James William Salter Jr., 74, a longtime Half Moon Bay fisherman, crossed the bar peacefully on June 23, 2021, at his home surrounded by his loving family.

Jim was born in Corpus Christi, Texas, into a Navy family on Oct. 2, 1946, to mother Lena and father Lt. Commander James W. Salter. He was the oldest of two sons. Jim graduated from Los Altos High School in California where he met his childhood sweetheart, Jan. He then attended Cal Poly in San Luis Obispo and transferred to S.F. State. There he worked as a mechanic and obtained a Bachelor of Arts degree in 1970. Always a great intellect, standing strong for his beliefs, in 1968 he participated in the first student strike at a college fighting for an ethnic studies program at San Francisco State.

After many camping trips to Half Moon Bay, he and Jan decided to make the tranquil coast their home. His work ethic and desire to take care of his family led him to become a self-taught commercial fisherman for over 48 years. Together Jim and Jan ran Salter Crab Co., a business his children were also actively a part of, bringing live crab and troll-caught king salmon to farmers markets around the Bay Area for over 30 years. He introduced rock crab, a delicious, sweet but smaller crab with egg row, a highly sought-after delicacy to their numerous customers. “Eat rock crab, be strong, live long,” he would always say. Fishing was always his true passion, but due to a genetic kidney disease that required dialysis he needed to pursue a land job at Ace Hardware store where he worked for a number of years. He was so proud of his oldest son, Chad, who took over his role on the FV Westerly while Jim became a fixture at Ace. Loved and respected for his friendly nature and skilled generosity, he was an asset, for sure, to the community at large. He was a remarkable man, never letting his disease define him. Always a beacon of hope, he never gave up. And even after a challenging kidney transplant, he returned to the sea.

Striving to help others, he was active in the local fishing industry. One evening when Jim and his deckhand were coming in for the day from crab fishing, they rescued one man and later two other men with the help of another boat. Jim took the three men suffering from hypothermia into the harbor to receive medical care. Jim said after the rescue, “We saved somebody’s life, that’s always a good feeling.” He also treasured the beauty of the coast and helped bring Quarry Park in El Granada to life for many to enjoy.

Jim and Jan’s love for the outdoors drew them to the Lost Coast in Northern California.
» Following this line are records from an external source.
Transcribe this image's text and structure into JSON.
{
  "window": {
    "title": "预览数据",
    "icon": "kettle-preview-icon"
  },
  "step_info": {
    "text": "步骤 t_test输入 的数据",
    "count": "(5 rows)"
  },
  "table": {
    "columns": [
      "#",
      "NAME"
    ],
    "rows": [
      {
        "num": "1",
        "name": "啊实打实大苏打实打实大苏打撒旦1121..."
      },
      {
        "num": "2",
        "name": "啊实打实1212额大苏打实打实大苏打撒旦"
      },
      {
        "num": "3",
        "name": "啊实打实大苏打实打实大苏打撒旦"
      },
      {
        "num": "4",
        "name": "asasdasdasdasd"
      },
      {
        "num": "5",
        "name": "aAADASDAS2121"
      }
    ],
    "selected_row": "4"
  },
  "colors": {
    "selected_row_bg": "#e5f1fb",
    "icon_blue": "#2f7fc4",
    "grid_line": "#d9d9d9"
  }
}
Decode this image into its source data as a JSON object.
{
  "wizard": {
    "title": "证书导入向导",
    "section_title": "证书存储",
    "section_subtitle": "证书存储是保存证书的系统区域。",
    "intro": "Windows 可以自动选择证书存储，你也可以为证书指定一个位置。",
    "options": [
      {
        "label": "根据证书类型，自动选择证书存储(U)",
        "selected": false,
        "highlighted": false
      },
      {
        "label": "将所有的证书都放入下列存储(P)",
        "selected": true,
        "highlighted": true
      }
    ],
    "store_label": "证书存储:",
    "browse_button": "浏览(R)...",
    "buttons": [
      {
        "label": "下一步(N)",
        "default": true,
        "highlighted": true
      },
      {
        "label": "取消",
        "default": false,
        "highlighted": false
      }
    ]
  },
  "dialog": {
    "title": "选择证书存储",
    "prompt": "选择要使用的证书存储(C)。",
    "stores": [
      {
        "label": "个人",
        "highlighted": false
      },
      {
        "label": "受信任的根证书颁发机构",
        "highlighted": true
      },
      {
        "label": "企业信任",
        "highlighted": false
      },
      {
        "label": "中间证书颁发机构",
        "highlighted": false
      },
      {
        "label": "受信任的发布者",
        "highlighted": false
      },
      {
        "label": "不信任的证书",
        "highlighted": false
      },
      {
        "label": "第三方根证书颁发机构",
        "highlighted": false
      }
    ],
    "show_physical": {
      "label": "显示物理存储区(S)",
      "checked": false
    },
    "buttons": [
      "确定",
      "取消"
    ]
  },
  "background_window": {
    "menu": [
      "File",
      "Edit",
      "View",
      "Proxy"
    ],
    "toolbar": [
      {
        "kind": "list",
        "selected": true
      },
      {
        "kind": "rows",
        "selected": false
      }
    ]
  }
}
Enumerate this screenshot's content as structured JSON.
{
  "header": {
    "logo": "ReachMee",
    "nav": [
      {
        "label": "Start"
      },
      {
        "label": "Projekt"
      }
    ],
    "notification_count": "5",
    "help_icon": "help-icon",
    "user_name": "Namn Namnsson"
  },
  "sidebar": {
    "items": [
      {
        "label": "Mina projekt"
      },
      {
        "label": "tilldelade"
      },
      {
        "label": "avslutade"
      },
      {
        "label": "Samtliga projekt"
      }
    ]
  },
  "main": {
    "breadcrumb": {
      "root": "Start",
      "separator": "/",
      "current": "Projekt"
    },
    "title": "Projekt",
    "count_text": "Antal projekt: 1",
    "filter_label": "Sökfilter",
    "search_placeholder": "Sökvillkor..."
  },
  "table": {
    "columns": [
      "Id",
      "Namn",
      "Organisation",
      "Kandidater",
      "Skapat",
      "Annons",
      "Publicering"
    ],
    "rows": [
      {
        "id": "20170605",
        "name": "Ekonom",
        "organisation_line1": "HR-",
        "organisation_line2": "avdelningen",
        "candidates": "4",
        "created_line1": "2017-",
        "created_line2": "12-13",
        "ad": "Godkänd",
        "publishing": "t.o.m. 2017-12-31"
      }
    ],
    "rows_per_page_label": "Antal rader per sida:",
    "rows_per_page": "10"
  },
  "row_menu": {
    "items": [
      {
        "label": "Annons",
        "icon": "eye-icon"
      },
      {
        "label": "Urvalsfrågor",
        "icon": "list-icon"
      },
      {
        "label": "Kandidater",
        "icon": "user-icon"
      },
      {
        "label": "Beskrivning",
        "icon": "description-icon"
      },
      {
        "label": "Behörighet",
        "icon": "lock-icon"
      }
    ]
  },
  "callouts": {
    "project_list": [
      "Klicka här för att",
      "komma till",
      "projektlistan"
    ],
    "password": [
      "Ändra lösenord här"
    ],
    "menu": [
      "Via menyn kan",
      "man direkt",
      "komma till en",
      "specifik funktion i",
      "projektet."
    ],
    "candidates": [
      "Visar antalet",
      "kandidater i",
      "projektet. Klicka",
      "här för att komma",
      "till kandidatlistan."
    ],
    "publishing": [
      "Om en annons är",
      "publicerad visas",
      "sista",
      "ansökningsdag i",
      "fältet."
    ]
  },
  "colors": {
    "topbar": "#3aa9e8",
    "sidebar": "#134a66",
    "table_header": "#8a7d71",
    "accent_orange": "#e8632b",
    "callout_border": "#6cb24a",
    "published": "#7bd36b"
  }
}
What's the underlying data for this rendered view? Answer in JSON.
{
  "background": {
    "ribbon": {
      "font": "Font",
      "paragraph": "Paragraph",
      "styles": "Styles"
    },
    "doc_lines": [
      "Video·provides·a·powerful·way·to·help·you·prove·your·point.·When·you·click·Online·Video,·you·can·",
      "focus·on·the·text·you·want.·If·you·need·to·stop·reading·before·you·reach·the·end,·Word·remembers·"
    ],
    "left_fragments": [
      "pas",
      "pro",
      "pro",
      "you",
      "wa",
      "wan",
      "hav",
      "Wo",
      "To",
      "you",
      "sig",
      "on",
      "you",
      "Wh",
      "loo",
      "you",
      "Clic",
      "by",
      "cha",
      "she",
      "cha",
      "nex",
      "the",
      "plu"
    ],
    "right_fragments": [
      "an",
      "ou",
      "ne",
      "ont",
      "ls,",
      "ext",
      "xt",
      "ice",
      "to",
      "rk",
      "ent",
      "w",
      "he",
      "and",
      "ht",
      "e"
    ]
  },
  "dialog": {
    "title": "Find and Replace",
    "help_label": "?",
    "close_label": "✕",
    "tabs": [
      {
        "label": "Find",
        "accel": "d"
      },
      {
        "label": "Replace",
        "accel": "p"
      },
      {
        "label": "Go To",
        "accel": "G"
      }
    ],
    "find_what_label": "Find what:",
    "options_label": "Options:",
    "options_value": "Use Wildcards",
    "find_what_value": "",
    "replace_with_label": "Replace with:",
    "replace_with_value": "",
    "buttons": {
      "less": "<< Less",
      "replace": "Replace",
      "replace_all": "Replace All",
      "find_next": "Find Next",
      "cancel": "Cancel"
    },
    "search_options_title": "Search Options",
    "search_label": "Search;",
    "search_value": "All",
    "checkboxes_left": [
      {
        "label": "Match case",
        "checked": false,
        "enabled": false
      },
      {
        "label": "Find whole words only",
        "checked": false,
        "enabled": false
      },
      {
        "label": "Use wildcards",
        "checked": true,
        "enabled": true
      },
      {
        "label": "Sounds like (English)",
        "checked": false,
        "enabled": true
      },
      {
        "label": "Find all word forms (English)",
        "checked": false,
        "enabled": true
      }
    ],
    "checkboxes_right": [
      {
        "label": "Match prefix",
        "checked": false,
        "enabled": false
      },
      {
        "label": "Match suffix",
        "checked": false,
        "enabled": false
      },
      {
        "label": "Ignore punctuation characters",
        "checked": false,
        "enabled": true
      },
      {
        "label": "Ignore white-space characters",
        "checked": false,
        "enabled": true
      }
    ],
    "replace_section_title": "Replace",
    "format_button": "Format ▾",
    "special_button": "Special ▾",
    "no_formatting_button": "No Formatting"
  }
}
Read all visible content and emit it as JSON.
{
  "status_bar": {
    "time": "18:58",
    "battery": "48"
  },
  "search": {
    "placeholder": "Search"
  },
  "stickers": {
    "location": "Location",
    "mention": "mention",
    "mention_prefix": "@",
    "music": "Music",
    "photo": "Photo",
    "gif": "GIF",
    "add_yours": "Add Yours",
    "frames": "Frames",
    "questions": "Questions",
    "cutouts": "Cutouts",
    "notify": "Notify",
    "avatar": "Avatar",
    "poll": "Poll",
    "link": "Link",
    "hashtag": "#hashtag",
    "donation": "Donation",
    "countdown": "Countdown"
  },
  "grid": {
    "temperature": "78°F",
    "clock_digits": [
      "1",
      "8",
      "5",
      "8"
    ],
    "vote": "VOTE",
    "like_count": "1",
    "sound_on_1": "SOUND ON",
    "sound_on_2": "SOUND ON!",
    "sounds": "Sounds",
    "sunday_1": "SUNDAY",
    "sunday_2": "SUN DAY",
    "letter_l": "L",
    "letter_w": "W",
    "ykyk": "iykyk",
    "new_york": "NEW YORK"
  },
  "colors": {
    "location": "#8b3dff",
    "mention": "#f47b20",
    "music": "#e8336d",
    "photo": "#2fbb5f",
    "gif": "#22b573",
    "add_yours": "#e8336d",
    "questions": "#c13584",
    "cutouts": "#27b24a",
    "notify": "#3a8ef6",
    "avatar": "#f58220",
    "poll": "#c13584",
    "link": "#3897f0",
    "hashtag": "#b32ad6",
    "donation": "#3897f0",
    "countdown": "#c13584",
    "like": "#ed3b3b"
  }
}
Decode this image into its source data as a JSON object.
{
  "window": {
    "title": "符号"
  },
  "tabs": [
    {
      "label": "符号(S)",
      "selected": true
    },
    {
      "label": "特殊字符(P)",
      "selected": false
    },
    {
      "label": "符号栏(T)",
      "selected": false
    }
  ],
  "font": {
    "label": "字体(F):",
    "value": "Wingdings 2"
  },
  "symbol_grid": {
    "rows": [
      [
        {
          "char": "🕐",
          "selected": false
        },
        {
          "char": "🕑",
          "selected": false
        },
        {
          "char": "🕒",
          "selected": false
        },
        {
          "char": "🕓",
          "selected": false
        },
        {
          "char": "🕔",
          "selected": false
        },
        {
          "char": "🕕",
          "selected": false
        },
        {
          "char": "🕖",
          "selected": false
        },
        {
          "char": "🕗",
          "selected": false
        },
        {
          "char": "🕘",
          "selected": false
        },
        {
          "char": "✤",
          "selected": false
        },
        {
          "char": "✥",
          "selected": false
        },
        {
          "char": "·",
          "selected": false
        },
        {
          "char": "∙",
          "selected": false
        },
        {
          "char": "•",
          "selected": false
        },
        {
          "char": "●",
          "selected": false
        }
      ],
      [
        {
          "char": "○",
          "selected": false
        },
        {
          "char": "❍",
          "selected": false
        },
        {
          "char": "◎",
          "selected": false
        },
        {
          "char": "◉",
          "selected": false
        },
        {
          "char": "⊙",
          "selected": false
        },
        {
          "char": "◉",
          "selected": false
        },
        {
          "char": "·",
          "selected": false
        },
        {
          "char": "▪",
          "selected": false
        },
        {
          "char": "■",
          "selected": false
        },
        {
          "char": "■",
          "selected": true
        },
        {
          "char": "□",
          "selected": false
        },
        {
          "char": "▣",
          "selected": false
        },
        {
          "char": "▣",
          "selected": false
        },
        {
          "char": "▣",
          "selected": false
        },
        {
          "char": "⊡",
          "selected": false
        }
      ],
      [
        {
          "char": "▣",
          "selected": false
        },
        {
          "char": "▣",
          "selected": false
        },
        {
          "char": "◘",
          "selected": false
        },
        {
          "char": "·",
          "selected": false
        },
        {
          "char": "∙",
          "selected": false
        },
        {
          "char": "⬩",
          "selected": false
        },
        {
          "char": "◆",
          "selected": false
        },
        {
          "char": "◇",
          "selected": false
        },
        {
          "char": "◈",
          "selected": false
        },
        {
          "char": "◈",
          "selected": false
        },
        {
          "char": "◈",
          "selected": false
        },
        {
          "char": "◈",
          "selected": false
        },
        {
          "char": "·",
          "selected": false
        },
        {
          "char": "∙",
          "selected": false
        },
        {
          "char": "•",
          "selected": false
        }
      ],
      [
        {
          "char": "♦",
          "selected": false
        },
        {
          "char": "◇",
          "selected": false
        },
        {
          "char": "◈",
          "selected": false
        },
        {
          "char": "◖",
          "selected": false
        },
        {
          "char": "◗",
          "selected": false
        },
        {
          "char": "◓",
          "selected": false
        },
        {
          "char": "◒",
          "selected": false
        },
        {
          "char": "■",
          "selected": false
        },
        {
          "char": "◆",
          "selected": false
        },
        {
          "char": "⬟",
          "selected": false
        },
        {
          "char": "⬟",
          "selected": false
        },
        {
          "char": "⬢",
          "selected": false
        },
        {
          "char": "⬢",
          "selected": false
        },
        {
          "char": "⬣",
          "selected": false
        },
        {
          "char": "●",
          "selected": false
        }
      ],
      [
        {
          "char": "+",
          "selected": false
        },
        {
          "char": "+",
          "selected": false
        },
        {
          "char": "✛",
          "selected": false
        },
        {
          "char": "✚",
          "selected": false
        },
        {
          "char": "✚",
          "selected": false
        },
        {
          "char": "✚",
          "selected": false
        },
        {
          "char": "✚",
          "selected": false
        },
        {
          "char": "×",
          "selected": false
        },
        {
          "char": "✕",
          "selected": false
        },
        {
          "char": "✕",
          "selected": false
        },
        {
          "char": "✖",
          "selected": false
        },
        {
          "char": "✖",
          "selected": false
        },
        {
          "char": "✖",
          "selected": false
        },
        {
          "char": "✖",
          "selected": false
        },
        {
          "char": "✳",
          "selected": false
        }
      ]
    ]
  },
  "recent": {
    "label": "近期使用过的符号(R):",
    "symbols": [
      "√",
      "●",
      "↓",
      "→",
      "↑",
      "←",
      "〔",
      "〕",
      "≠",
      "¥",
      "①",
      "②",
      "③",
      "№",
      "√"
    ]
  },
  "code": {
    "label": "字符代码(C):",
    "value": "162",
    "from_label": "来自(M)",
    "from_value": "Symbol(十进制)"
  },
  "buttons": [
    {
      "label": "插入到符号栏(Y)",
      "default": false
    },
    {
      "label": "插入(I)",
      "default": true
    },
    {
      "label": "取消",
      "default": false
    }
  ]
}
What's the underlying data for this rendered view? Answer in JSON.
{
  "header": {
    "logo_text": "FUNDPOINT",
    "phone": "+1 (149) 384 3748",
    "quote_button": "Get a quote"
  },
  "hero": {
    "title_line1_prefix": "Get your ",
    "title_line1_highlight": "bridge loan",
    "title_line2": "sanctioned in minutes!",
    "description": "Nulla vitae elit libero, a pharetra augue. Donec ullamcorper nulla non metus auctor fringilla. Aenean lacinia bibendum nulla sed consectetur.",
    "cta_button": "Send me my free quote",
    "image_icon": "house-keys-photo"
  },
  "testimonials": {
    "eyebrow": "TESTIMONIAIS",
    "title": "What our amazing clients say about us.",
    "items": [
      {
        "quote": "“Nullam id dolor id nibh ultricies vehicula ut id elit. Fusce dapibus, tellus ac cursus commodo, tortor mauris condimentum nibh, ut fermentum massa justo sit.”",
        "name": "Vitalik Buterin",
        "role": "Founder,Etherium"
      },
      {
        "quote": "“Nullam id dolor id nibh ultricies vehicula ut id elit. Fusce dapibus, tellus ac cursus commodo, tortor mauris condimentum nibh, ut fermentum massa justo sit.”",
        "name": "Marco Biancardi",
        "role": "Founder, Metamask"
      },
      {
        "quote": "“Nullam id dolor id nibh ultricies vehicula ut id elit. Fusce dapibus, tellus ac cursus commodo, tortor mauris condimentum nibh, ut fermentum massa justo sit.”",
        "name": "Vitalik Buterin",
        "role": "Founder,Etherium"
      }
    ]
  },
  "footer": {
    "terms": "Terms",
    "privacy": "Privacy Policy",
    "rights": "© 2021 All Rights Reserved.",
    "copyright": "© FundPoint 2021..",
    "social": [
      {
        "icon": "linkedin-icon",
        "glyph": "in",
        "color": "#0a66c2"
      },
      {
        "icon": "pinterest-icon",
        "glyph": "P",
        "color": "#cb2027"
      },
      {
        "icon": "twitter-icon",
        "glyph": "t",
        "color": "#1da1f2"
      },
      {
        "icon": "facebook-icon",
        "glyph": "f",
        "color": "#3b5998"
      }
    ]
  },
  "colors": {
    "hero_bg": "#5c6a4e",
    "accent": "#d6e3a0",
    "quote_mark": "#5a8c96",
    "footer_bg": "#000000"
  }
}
A wild and spectacular scenic drive through a steep maze of mountains in Jim’s “one-of-a-kind trucks” took them to California’s least-known wonderlands. A perfect getaway home in Jim’s eyes for him, Jan and family to explore. At the end of a stay in Petrolia he would cross the Honeydew bridge, step out of his truck and soak in the untamed beauty one last time before a long trek home.

He was a rare combination of someone who had a love for life and a firm understanding of what was important: simplicity of living life with those you love. Stick races at Purisima Creek, abalone shell hunting at Pigeon Point Lighthouse, mornings with the world’s greatest French toast maker and good belly laughs that filled a room, will live on in spirit through his family.

Above all, Jim was an amazing husband and an extraordinary father and grandfather. He fought for a lot of years, and he gave us so many more years than we should have ever had, for which we’re truly grateful. His disease advanced, and, with great sadness, liver failure ended his voyage with us all. His kind heart and brave soul will always be remembered. Thank you for being an inspiration and strength for us for so many years! God bless you, we miss you already.

Jim will be lovingly remembered by his wife of 55 years, Jan, and children Mya, Chad, Talia and Todd. He will also forever be remembered by his grandchildren Ava, Collin and Anna, and his only brother, Tim, and nephews Derek and Drew Salter as well as his very best buddy, a mini dachshund named “Cooper.”

Jim’s ashes will be scattered at sea per his wishes and a memorial service will be held at a later time due to COVID. In the meantime, you may go fishing, take a walk at Quarry Park, or donate to Senior Coastsiders in his honor.